Doing field reporting for SpaceWatch.Global means a lot of camera time, plenty of interviews, and very little time to think. At one point, I found myself in a conversation with my video editor about something we both keep noticing:

Some of the smartest people in the room are surprisingly difficult to watch on stage.

Brilliant engineers. Deep technical knowledge. Real missions under their belt. And then the camera turns on, or they step on the stage, and suddenly it is twenty sentences, seventy-five acronyms, no oxygen, and a point that is MIA.

On the other side, some people look like they were born under studio lighting. No Instagram filter needed. Angelic smile, smooth voice, confidence over 9000.

And after exactly a minute and a half, you realize… There is not much behind it: polished appearance and zero substance.

So, there we have it:
Delivery without depth.

And depth without delivery.

There is also a third category we rarely talk about: the shy ones.

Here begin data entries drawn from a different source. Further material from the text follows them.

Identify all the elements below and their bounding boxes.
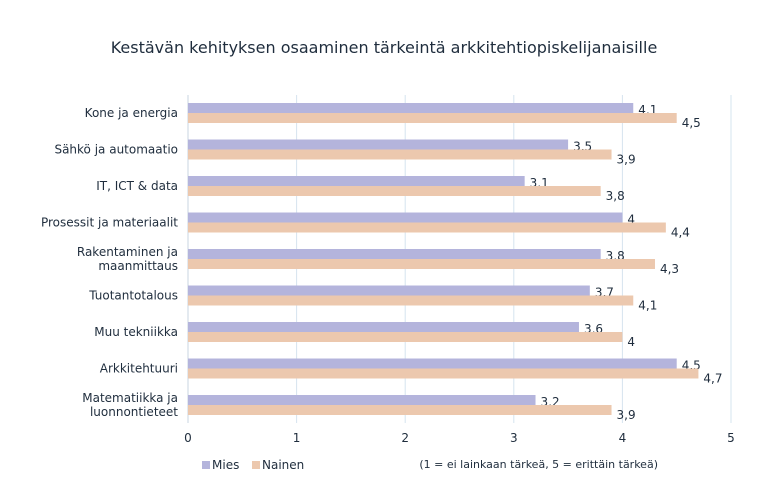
bar-mies <box>188 249 601 259</box>
data-label: 4,5 <box>682 116 701 130</box>
data-label: 3,9 <box>617 408 636 422</box>
category-label: IT, ICT & data <box>96 179 178 193</box>
bar-nainen <box>188 259 655 269</box>
data-label: 4,1 <box>638 299 657 313</box>
bar-nainen <box>188 368 699 379</box>
scale-note: (1 = ei lainkaan tärkeä, 5 = erittäin tä… <box>419 458 658 471</box>
legend: Mies Nainen <box>202 458 304 472</box>
bar-nainen <box>188 149 612 160</box>
x-tick-label: 0 <box>184 431 192 445</box>
bar-nainen <box>188 295 634 306</box>
bar-mies <box>188 358 677 369</box>
category-label: maanmittaus <box>98 259 178 273</box>
bar-mies <box>188 395 536 405</box>
bar-mies <box>188 322 579 332</box>
legend-swatch-mies <box>202 461 210 469</box>
category-labels: Kone ja energia Sähkö ja automaatio IT, IC… <box>41 106 178 419</box>
category-label: Kone ja energia <box>85 106 178 120</box>
bar-nainen <box>188 332 623 342</box>
x-tick-labels: 0 1 2 3 4 5 <box>184 431 735 445</box>
x-tick-label: 1 <box>293 431 301 445</box>
category-label: Tuotantotalous <box>88 289 178 303</box>
category-label: Sähkö ja automaatio <box>54 143 178 157</box>
bar-mies <box>188 103 634 113</box>
bar-mies <box>188 176 525 186</box>
bar-nainen <box>188 405 612 415</box>
data-label: 3,8 <box>606 189 625 203</box>
category-label: Arkkitehtuuri <box>100 362 178 376</box>
x-tick-label: 4 <box>619 431 627 445</box>
legend-label-nainen: Nainen <box>262 458 304 472</box>
bar-nainen <box>188 113 677 123</box>
bar-nainen <box>188 222 666 233</box>
data-label: 4,4 <box>671 226 690 240</box>
bar-mies <box>188 285 590 296</box>
chart-title: Kestävän kehityksen osaaminen tärkeintä … <box>111 38 658 57</box>
bar-nainen <box>188 186 601 196</box>
data-label: 4,7 <box>703 372 722 386</box>
data-label: 3,9 <box>617 153 636 167</box>
legend-swatch-nainen <box>252 461 260 469</box>
x-tick-label: 3 <box>510 431 518 445</box>
data-label: 4 <box>627 213 635 227</box>
legend-label-mies: Mies <box>212 458 239 472</box>
category-label: Rakentaminen ja <box>77 245 178 259</box>
bar-mies <box>188 139 569 150</box>
category-label: Matematiikka ja <box>82 391 178 405</box>
data-label: 4 <box>627 335 635 349</box>
category-label: Muu tekniikka <box>94 325 178 339</box>
x-tick-label: 5 <box>727 431 735 445</box>
bar-mies <box>188 212 623 223</box>
data-label: 4,3 <box>660 262 679 276</box>
bars: 4,14,53,53,93,13,844,43,84,33,74,13,644,… <box>188 103 723 422</box>
category-label: luonnontieteet <box>90 405 178 419</box>
x-tick-label: 2 <box>401 431 409 445</box>
category-label: Prosessit ja materiaalit <box>41 216 178 230</box>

The ones who actually know their stuff but are terrified of saying something wrong. The ones who overthink every word because this is space, and mistakes feel expensive. So, they freeze. Or they talk too fast. Or they avoid the spotlight completely.

And honestly, I get it.

I also do not know everything. (Shocking, I know.) Sometimes I probably sound like I do. But half of communication is not about knowing everything. It is about knowing what you are trying to say.

You do not need all the answers. You need a clear message.

You can understand 60 percent of a topic and still explain one concept clearly. You can say, “This is what we are solving. This is why it matters.” You do not need to recite the entire datasheet to be valuable.

What we forget in the space industry is that communication is its own skill.

Engineers are trained to design and build. Founders are trained to raise money. Executives are trained to close deals. Almost nobody is trained to compress complexity into four minutes on camera without spiraling into jargon.

And yet we judge people as if they should naturally be good at it.

The camera is not a measure of intelligence. It is a stress test for clarity.

Some people need training. Some need confidence. Some need to simplify. Some need to… learn their stuff. And some of us just need to stop pretending we have to know everything before we are allowed to speak.

Most of us just need practice. If you want to get better, start small: Start on a local stage. Start in your own language. Explain your work to someone outside the industry. If they understand what you do, you are already winning. Do not wait for the big international panel to feel ready. Speak before you feel ready.

Professionalism is not perfection. It is trying, failing, improving, and getting better.

If you are doing that, you are not behind. You are building the skill.

And that is the only way this gets better.